Autour de Strasbourg, le Fort de Mutzig peut compléter une lecture militaire de la région, même s’il ne s’agit pas d’une prison ni d’un camp de concentration. Ce vaste ouvrage fortifié, antérieur à la Seconde Guerre mondiale, aide à comprendre l’importance stratégique de l’Alsace et de la frontière. Il intéressera surtout ceux qui veulent élargir leur parcours à l’histoire militaire franco-allemande.

Que visiter dans les Vosges autour de la Seconde Guerre mondiale ?

Les Vosges ne se résument pas au Struthof. Le massif a été un espace de combats, de passages, de résistance, de surveillance et de frontières. Pour un séjour orienté mémoire, il est possible de construire un itinéraire plus large, en gardant une progression claire pour ne pas mélanger tous les sujets.

La vallée de la Bruche, axe naturel du parcours

La vallée de la Bruche prolonge naturellement une visite du Struthof. Elle permet de relier le camp, Schirmeck et les paysages de montagne dans lesquels l’histoire s’est inscrite. C’est une zone à privilégier si vous voulez comprendre la géographie du lieu : routes d’accès, isolement relatif, relief, forêts et vallées industrielles.

Un parcours simple peut commencer par le Mémorial Alsace-Moselle, continuer vers le Struthof, puis se terminer par une marche courte ou un point de vue. Cette organisation donne d’abord le contexte, ensuite le choc du lieu, puis un temps de recul. Elle convient mieux qu’un itinéraire trop chargé qui accumulerait les arrêts sans respiration.

Sites militaires et mémoire des combats

Pour les personnes qui cherchent que visiter dans les Vosges sur le thème de la Seconde Guerre mondiale, il faut regarder au-delà des seuls camps. Les cols, les anciennes positions, les nécropoles, les monuments et certains musées locaux racontent l’avancée des armées, les combats de libération et les traces laissées dans les villages.
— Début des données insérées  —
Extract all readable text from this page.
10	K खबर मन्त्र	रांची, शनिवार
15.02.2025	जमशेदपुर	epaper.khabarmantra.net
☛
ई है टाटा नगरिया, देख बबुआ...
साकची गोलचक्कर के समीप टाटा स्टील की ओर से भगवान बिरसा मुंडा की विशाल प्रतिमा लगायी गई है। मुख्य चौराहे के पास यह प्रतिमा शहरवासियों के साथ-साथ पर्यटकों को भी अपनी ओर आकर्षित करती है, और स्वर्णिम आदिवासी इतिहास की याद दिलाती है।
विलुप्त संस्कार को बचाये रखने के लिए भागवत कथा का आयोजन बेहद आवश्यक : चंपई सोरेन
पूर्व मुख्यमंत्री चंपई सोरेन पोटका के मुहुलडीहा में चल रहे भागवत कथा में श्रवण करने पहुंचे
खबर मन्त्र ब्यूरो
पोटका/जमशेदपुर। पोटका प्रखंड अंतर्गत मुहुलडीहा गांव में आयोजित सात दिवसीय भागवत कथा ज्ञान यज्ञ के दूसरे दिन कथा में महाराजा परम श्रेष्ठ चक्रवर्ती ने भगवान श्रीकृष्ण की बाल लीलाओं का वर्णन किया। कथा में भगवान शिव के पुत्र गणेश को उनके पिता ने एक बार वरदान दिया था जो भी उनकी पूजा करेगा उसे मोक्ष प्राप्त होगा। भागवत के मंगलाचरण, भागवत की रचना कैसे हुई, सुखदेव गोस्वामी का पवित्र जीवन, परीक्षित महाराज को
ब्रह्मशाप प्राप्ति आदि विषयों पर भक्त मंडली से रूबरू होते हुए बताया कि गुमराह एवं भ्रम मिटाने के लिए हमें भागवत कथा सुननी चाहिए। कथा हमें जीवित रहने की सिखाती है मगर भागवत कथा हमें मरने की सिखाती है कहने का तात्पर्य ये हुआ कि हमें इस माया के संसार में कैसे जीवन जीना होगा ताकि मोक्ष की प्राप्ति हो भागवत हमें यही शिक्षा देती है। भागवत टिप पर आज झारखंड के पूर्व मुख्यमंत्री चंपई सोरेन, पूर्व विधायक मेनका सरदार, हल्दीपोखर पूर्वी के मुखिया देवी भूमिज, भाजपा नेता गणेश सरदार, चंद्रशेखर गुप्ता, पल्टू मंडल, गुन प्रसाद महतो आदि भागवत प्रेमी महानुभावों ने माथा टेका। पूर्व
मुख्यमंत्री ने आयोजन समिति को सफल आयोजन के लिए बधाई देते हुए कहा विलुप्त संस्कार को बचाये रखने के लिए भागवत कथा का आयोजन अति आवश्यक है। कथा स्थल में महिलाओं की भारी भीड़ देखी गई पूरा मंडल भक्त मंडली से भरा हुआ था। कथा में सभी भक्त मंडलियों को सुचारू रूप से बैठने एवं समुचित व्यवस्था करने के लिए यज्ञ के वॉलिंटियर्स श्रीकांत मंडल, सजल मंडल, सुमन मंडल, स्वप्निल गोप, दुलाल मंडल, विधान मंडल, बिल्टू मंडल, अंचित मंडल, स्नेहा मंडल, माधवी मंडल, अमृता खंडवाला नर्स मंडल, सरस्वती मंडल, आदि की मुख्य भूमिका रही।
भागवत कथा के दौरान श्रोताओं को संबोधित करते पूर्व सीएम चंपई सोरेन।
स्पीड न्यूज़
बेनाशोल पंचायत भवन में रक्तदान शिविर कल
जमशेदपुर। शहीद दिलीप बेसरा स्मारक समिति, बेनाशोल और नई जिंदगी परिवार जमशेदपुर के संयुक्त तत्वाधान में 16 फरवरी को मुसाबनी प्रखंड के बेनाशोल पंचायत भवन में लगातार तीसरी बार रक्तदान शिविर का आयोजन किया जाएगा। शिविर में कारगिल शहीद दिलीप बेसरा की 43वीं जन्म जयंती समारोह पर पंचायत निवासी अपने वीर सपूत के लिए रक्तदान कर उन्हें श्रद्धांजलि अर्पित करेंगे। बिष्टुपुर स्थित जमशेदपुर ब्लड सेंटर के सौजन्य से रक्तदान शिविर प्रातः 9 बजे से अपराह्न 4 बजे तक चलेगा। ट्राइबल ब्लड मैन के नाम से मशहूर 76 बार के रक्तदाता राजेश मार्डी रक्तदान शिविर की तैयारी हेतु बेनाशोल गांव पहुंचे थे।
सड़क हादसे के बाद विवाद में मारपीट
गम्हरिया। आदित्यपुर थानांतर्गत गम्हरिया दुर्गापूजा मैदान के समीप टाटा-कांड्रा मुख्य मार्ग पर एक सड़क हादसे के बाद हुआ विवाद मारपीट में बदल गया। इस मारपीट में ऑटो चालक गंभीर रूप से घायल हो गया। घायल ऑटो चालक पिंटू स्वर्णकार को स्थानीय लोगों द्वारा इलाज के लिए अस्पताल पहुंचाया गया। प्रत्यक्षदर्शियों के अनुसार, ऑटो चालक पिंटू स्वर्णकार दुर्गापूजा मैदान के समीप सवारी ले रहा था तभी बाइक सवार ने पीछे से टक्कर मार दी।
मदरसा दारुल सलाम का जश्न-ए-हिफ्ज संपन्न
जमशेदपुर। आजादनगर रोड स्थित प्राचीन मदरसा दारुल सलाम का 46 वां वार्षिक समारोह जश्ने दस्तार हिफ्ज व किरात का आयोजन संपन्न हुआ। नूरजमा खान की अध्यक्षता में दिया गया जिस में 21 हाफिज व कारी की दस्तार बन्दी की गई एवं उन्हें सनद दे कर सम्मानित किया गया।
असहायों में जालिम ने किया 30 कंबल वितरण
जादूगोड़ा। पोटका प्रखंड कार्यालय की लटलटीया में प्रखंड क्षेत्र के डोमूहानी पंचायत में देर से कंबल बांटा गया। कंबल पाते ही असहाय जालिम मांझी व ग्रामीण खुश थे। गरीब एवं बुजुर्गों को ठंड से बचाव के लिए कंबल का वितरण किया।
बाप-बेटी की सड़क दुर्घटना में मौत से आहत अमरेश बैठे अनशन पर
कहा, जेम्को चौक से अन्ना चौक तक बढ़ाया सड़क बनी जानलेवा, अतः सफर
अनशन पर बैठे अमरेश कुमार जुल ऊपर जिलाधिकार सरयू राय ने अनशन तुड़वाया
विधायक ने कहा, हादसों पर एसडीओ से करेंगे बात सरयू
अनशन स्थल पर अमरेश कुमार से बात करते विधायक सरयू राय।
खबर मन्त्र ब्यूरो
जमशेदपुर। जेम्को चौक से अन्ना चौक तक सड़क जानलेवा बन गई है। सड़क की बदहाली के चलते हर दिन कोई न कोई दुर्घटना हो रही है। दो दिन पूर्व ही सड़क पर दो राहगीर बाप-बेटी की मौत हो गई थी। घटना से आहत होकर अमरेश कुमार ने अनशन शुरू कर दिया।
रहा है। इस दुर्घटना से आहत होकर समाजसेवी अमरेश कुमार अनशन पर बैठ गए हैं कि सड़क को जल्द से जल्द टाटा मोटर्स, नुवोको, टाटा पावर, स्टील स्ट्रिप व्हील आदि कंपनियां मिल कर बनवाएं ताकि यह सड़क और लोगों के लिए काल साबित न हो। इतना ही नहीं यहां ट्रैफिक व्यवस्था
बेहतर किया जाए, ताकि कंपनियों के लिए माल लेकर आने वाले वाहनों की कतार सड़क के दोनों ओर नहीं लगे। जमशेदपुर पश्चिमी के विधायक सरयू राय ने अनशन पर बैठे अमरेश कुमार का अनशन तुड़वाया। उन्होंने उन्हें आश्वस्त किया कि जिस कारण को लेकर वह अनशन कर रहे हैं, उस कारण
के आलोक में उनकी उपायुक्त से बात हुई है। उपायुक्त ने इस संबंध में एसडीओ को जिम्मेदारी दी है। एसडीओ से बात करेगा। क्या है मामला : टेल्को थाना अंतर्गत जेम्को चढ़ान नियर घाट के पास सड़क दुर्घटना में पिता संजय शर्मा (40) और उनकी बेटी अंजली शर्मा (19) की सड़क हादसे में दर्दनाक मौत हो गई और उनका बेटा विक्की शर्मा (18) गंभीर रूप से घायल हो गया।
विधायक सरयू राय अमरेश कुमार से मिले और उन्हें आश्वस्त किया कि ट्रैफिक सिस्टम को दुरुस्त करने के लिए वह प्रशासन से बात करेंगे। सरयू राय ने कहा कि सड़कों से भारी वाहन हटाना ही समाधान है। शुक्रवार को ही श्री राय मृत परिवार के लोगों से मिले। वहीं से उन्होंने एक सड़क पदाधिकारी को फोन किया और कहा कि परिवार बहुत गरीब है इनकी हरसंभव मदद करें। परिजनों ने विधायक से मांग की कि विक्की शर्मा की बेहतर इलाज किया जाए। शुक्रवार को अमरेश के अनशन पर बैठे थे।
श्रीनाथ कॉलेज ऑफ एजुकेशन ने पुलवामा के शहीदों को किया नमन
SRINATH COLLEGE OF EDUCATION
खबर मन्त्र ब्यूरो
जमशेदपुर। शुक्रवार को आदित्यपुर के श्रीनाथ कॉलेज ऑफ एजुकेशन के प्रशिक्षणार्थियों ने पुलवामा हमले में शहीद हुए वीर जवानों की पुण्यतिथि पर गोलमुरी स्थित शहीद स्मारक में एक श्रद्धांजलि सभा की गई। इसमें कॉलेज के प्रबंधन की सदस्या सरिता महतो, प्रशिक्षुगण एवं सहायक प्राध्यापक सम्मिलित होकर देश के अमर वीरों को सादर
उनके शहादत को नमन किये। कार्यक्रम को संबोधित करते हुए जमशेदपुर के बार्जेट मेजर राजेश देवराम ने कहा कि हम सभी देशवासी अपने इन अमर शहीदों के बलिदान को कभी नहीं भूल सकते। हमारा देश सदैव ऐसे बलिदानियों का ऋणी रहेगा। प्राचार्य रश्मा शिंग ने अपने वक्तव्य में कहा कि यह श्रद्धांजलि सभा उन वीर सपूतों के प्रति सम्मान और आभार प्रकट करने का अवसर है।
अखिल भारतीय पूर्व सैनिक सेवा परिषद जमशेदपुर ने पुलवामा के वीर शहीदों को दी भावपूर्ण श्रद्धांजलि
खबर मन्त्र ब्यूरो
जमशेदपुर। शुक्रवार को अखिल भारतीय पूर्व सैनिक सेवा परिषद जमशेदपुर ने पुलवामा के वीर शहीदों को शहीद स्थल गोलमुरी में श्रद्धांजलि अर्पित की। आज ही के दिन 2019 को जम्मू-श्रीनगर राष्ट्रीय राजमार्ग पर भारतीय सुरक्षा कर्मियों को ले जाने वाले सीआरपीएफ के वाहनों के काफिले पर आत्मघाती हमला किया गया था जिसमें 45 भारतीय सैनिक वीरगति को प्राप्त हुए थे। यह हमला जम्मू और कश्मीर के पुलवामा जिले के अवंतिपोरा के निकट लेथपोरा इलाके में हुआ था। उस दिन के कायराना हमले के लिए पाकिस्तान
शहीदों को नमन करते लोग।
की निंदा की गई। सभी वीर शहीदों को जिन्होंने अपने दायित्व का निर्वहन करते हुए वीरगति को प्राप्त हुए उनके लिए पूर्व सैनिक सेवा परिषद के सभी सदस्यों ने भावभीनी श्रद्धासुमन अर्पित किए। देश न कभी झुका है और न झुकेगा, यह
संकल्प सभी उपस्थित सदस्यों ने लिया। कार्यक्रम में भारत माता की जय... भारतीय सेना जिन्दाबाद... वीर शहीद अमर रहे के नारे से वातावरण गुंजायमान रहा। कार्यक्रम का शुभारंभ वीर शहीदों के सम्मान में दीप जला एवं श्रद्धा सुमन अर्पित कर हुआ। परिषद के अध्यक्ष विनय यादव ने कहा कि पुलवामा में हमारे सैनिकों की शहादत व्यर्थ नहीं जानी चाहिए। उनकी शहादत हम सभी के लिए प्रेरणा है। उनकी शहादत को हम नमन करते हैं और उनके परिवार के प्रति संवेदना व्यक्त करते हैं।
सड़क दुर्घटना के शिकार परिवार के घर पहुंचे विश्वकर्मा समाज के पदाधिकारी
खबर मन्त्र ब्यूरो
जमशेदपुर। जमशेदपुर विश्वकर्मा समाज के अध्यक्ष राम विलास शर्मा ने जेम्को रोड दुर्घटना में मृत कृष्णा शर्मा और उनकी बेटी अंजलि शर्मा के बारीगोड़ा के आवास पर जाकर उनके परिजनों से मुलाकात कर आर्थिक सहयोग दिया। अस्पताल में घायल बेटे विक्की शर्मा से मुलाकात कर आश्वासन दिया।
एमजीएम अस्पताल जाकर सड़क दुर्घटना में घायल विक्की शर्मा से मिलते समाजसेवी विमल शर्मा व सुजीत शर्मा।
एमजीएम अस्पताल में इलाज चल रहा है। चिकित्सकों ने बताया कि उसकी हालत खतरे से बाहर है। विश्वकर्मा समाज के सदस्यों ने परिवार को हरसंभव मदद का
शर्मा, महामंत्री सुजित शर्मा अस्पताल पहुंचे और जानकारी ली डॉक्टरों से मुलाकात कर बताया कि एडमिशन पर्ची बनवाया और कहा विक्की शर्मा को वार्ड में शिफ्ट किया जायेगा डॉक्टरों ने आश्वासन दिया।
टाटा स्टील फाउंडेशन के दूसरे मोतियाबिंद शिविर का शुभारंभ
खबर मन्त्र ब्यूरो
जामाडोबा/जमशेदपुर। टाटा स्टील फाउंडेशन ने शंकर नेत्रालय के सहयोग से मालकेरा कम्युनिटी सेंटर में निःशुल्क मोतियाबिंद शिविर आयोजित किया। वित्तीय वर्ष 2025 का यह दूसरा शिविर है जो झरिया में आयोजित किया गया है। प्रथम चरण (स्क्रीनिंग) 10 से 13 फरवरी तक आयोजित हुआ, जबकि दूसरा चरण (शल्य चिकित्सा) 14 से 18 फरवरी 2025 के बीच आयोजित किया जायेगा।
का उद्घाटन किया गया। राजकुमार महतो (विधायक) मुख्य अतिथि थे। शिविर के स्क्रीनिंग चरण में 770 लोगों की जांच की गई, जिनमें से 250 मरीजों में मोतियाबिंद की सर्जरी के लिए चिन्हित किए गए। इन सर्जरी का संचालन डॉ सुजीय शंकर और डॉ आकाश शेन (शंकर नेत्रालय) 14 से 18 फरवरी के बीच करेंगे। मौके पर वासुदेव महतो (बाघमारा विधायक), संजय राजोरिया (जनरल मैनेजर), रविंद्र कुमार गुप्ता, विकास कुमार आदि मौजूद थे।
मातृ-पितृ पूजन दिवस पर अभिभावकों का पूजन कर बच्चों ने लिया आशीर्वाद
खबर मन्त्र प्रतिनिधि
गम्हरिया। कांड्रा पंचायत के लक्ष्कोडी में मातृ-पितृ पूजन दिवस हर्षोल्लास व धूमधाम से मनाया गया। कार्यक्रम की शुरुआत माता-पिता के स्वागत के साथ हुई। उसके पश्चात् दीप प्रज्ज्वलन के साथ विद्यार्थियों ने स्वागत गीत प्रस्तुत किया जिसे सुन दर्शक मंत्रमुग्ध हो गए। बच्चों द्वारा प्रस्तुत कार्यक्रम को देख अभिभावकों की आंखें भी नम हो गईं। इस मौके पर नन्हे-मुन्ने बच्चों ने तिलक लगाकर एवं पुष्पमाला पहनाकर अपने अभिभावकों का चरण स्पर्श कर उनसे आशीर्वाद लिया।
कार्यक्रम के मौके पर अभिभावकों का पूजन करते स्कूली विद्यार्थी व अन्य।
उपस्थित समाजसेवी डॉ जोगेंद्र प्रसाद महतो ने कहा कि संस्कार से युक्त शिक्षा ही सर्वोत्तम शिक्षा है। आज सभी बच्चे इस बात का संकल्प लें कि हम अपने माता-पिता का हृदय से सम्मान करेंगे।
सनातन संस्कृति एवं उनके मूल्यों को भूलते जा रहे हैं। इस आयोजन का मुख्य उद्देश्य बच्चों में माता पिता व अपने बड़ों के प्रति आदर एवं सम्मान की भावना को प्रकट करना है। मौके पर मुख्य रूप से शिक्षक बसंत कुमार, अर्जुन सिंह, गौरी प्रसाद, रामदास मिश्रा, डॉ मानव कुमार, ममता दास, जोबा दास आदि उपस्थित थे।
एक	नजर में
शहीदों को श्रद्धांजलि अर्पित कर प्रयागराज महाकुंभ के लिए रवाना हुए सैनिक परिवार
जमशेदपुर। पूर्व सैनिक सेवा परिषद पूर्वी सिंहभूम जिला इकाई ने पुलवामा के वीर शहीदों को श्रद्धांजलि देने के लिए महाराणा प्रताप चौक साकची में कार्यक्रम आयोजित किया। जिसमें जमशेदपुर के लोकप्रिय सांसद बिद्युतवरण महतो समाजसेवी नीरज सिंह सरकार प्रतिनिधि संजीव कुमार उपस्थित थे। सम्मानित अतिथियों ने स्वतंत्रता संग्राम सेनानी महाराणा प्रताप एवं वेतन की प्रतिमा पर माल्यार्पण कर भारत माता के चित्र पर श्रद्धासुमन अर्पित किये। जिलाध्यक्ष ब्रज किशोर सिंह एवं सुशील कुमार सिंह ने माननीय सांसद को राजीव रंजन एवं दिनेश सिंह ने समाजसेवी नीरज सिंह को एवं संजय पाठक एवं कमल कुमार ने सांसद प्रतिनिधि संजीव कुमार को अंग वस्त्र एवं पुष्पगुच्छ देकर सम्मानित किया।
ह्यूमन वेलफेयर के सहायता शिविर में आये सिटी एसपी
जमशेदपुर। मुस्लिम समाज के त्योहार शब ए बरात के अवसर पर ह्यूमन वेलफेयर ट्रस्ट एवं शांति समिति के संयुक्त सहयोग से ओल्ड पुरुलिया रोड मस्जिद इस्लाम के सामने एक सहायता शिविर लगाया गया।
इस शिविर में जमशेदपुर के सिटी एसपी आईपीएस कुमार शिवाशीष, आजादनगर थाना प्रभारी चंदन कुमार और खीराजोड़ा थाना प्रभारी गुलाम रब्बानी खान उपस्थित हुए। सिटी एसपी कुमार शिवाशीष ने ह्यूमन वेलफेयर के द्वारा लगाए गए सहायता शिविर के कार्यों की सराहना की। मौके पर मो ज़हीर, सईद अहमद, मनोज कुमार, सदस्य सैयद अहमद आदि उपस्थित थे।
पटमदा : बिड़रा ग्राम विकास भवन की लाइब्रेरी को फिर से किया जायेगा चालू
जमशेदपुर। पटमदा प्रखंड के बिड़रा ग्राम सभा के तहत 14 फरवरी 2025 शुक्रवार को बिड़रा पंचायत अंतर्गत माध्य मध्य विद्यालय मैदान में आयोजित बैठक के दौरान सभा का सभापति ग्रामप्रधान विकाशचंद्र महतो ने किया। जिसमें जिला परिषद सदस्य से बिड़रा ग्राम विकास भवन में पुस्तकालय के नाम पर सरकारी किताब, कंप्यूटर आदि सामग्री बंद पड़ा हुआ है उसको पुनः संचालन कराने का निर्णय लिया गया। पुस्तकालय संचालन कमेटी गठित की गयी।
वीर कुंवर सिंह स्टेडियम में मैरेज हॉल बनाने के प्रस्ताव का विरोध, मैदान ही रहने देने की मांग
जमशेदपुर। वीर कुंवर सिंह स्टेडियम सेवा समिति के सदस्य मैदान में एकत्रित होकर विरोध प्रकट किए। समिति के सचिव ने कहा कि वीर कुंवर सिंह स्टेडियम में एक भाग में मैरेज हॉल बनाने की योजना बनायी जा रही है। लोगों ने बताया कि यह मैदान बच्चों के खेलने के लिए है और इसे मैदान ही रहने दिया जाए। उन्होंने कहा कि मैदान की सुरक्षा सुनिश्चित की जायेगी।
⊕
Avant de partir, vérifiez toujours les jours d’ouverture, car de nombreux sites de mémoire en zone de montagne ont des horaires variables selon la saison. Certains lieux se découvrent librement, d’autres nécessitent une visite guidée. Dans tous les cas, rester sur les sentiers, respecter les panneaux et éviter toute collecte d’objets sont des réflexes nécessaires dans ces espaces chargés d’histoire.

Construire un itinéraire mémoire cohérent en Alsace

Pour une première découverte, il est inutile de multiplier les kilomètres. Un itinéraire bien pensé autour de Strasbourg, Schirmeck et du Struthof suffit déjà à comprendre l’essentiel : l’Alsace annexée, la répression, la déportation et la mémoire actuelle.

Durée Parcours conseillé Intérêt principal
Une demi-journée Struthof uniquement Se concentrer sur le site majeur sans dispersion
Une journée Schirmeck puis Struthof Comprendre le contexte avant de visiter le camp
Deux jours Strasbourg, Schirmeck, Struthof, vallée de la Bruche Relier mémoire urbaine, histoire régionale et paysage vosgien

Si vous venez de loin, dormir dans la vallée de la Bruche, à Obernai, à Molsheim ou à Strasbourg peut avoir du sens selon votre programme. Strasbourg offre plus de choix culturels et de transports ; la vallée permet une immersion plus calme près des sites. Le bon choix dépend surtout du rythme recherché.

Enfin, gardez en tête que ces visites ne remplacent pas un travail historique approfondi, mais elles le rendent concret. Le Struthof, Schirmeck, Strasbourg et les Vosges composent un ensemble rare en France : un territoire où l’on peut lire, en peu de kilomètres, la violence de la guerre, les ambiguïtés de l’annexion et la nécessité de transmettre sans simplifier.